Da es nun vereinzelt im Forum schon Meinungen und Äußerungen dazu gab, möchte ich uns hier die Möglichkeit geben, über Pros und Contras von Tierärzten zu diskutieren. Wichtig ist, dass es sachlich bleibt, sprich, niemand wird an den Pranger gestellt, niemand wird in den Himmel gelobt oder der andere verteufelt. Es geht um Erfahrungen, Meinungen, vielleicht sogar Ideen usw. Jeder hat eigene Erlebnisse, die nicht abgewertet oder verurteilt werden. Wir haben alle mal als Tierhalter angefangen, das bitte nicht vergessen.
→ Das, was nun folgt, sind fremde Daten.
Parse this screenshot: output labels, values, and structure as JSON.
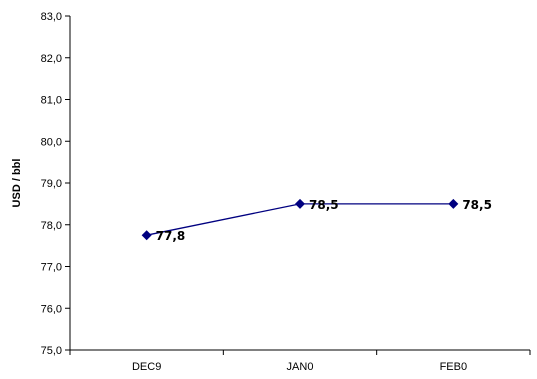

Auch wenn wir hier alles erwachsene Menschen sind, setze ich diese Hinweise voran, weil es hier auch um Emotionen geht. Tiere sind vielleicht gestorben, man fühlt sich leichter beschuldigt, etwas falsch gemacht zu haben oder ähnliches und liest einen Beitrag verschärfter, als er gemeint war. Sowas möchte ich verhindern.

Danke euch.  :-)

Tiefseetaucher:
Beginnen möchte ich gleich mit 2 Zitaten aus diesem Thema http://das-meerschweinchen-forum.de/index.php?topic=390.0  :


--- Zitat von: moal am 01. Juni 2014, 00:23 Uhr ---[OT]Ich habe auch für meine Katzen schon mehrfach Diagnosen erhalten die nicht ansatzweise dem entsprachen, was der Fall war. So wurde bei einem Kater Malt-Soft-Paste verordnet, weil er zu viel Haare geschluckt hatte, die korrekte Diagnose war chronische Niereninsuffizienz. Mein anderer Kater hatte einen Virusinfekt und musste eingeschläfert werden, korrekt hatte er eine vereiterte Bauchfellenzündung und kam nach einer OP und intensiver Behandlung durch. Dieser oberflächliche Pfusch bei Tierärzten nimmt nach meinem empfinden von Jahr zu Jahr zu. Und je kleiner die Tiere umso weiter muss man reisen um eine Behandlung zu bekommen, die neben dem Geldbeutel des Tierarztes auch dem Tier noch hilft. Traurig aber wahr.[/OT]

--- Ende Zitat ---




--- Zitat von: Smoky am 01. Juni 2014, 10:54 Uhr ---@moal:
Und so geht es nicht nur bei Tieren, sondern auch bei Menschen...diese ständige Suche danach, Symptome in irgendeine Diagnose einzuordnen ist für mich ein Grundübel der SM (=Schulmedizin)-Behandlung.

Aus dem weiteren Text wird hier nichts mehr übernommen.